Betsy Trumpener's raw fiction hits quickly, cuts deeply and lingers on in the imagination. Her urgent, unique voice pushes fiction north of what's real. The Butcher of Penetang carves up rare slices of savoury stories that are both tough and delicious. A child missing in a dangerous part of town; a draft dodger with bloody hands; a robber armed with a hairbrush; a refugee who rescues poetry from his prison cell; moose hunters chasing snow flakes. The people in these edgy stories cut cocaine into comfort food, push sex into the snow and chase speeding ambulances in the dead of winter. Trumpener's debut collection is aching, funny, powerful and sharp.
Betsy Trumpener is an award-winning CBC News reporter, writer and radio documentary producer. She has lived in Iowa, Israel, Alberta, Ontario, Bavaria and the Black Forest. She now lives with her family between a wild swamp and a pipeline in northern British Columbia, where she covers the daily drama of British Columbia's interior.
Trumpener's non-fiction and fiction writing have been published in the Guardian, the Globe and Mail, This Magazine, NOW Magazine, Monday Magazine, the Malahat Review, Event, the Queen Street Quarterly, Northword and filling Station. She was the first annual writer in residence for the CBC weekend arts show, North By Northwest, and she has been awarded a Western Magazine Award for her column, "North of Unreal," a Jack Webster Award for Best Radio Feature, and a Jack Webster Africa Journalism Fellowship. The Butcher of Penetang is her first book. She lives in Prince George, British Columbia.

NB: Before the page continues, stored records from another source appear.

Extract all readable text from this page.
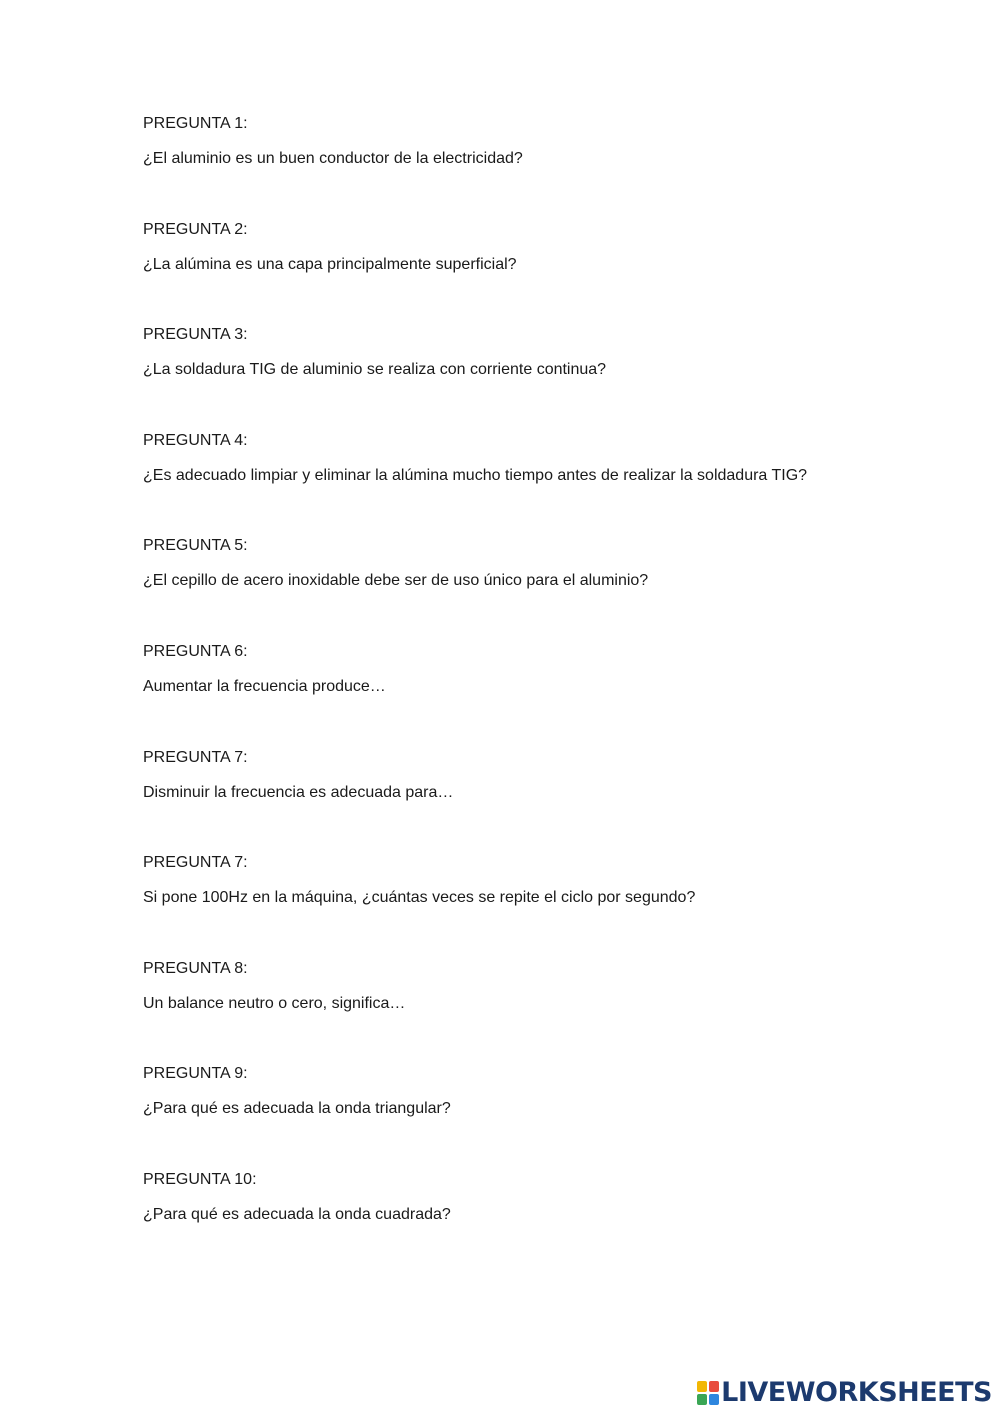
PREGUNTA 1:

¿El aluminio es un buen conductor de la electricidad?

PREGUNTA 2:

¿La alúmina es una capa principalmente superficial?

PREGUNTA 3:

¿La soldadura TIG de aluminio se realiza con corriente continua?

PREGUNTA 4:

¿Es adecuado limpiar y eliminar la alúmina mucho tiempo antes de realizar la soldadura TIG?

PREGUNTA 5:

¿El cepillo de acero inoxidable debe ser de uso único para el aluminio?

PREGUNTA 6:

Aumentar la frecuencia produce…

PREGUNTA 7:

Disminuir la frecuencia es adecuada para…

PREGUNTA 7:

Si pone 100Hz en la máquina, ¿cuántas veces se repite el ciclo por segundo?

PREGUNTA 8:

Un balance neutro o cero, significa…

PREGUNTA 9:

¿Para qué es adecuada la onda triangular?

PREGUNTA 10:

¿Para qué es adecuada la onda cuadrada?

LIVEWORKSHEETS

"The stories in Trumpener’s first collection are sharp and unconventional. They are short, often less than two pages, and they sometimes lack the beginning/middle/end of the conventional short story. But these stories burst from the page in language that is succinct and mesmerizing… Trumpener picks tiny moments and translates them onto the page with a vividness and intensity that makes this a remarkable debut collection."
—Halifax Herald
"Trumpener’s writing is odd yet striking, off-putting yet inviting, and at its strongest (in stories like “The Search Party” and “Pop Goes the Weasel!”) it offers readers intimate and privileged access to the lives of its characters. Like Ross, Trumpener brings a poet’s economical toolkit to the short story and in turn, builds a place for herself among our most promising writers in the genre."